By Khaled Neimat - Feb 08,2014 - Last updated at Feb 08,2014

AMMAN — The Lower House on Saturday reiterated its rejection of any Mideast peace deal that could lead to the recognition of Israel as a “Jewish state”.

In a statement issued on Saturday, the Lower House stressed the Palestinian people’s right to have their own independent state within the pre-June 4, 1967 border, with East Jerusalem as its capital.

The statement was issued a few days after MPs held two sessions to discuss US State Secretary John Kerry’s peace efforts.

They raised several issues and cast doubt on Kerry’s plan, accusing him of serving Israel’s interests.

However, Prime Minister Abdullah Ensour and Foreign Minister Nasser Judeh told deputies that the Palestinians are keeping Jordan updated on developments in the peace negotiations. 

In remarks under the Dome last week, they said that Jordan will not accept any solution that does not take its vital interests into consideration, particularly in connection with the Palestinian refugee issue.

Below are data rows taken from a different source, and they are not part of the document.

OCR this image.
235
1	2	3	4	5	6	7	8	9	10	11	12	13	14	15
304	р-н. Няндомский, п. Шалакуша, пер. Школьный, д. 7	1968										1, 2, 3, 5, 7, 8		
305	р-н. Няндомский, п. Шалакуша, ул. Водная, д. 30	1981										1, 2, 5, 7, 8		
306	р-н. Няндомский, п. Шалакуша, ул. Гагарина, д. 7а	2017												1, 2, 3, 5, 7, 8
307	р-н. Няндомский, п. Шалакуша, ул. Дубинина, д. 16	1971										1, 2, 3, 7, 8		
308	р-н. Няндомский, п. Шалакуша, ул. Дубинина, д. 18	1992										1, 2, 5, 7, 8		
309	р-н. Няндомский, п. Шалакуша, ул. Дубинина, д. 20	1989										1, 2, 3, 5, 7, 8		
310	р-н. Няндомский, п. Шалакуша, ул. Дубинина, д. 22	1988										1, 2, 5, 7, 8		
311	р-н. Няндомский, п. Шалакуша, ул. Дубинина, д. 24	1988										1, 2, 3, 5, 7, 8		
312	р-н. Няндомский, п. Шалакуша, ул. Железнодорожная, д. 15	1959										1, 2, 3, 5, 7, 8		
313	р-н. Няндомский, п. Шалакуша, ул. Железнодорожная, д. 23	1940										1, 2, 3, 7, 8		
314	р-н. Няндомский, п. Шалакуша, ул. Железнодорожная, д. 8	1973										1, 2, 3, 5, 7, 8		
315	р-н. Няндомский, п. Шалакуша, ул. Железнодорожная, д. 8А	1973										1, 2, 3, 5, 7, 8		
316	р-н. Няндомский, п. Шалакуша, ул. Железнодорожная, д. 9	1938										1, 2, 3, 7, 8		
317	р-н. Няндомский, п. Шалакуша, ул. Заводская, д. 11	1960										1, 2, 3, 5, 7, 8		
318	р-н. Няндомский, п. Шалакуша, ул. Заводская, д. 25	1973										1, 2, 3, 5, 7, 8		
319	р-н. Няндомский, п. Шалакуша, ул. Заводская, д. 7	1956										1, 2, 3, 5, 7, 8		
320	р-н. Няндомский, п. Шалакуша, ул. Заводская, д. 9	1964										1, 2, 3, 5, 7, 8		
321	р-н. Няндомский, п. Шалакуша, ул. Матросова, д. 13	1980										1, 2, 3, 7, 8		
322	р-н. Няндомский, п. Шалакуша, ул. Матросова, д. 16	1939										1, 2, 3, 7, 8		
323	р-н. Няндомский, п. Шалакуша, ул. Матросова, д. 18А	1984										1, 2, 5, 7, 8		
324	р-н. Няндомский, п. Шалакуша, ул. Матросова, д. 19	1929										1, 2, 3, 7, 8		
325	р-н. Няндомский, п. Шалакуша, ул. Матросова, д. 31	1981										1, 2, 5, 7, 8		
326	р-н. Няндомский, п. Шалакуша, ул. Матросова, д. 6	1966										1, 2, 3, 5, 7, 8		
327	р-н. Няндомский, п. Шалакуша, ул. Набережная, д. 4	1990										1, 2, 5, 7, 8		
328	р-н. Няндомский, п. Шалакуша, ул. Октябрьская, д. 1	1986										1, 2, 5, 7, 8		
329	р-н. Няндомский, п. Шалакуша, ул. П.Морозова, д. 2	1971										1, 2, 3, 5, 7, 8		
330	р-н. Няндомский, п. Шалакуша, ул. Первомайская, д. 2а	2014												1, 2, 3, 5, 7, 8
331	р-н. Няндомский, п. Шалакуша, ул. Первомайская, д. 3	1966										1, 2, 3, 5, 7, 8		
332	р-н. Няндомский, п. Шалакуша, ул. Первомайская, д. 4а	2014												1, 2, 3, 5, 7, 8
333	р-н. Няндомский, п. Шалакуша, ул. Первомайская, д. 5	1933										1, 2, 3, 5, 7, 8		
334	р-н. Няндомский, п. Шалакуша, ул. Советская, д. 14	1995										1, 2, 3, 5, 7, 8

Kerry has been working on developing what he called “a framework plan” to bring the Israelis and the Palestinians closer to a deal that will resolve final status issues, which include borders, refugees and water.

After concluding their debate with the government over the US-brokered peace talks, deputies reiterated the need to adopt a just and agreed upon solution to the refugee issue in accordance with international legitimacy and the Arab Peace Initiative.

Palestinian refugees must have the right to return and receive compensation, the Lower House statement said.

Last week, several MPs expressed dissatisfaction with the government’s performance in this file, with some accusing it of being vague and reluctant in informing the public of Kerry’s ongoing efforts to reach a peaceful solution to the Middle East conflict.

Some of the MPs who spoke during the session called on the government to resign if it is unable to face the rising pressure to make concessions related to the country’s national interests.

But Ensour stressed that Jordan is not being kept in the dark about developments in the peace talks, noting that the Kingdom is a key player in efforts to ensure a fair agreement is reached. 

Palestinian President Mahmoud Abbas has provided assurances that the Kingdom will be kept apprised of progress in the talks and any decisions that will be taken ahead of time, the premier said.

Jordan is waiting for feedback from Palestinian negotiators over negotiations on final status issues, which are part of the Kingdom’s higher interests, Ensour added.

“Jordanians will not be taken by surprise,” he stressed, adding: “We take the Palestinian commitment in this regard seriously.”

“There will be nothing kept from you or secrets that would surprise you,” he told MPs.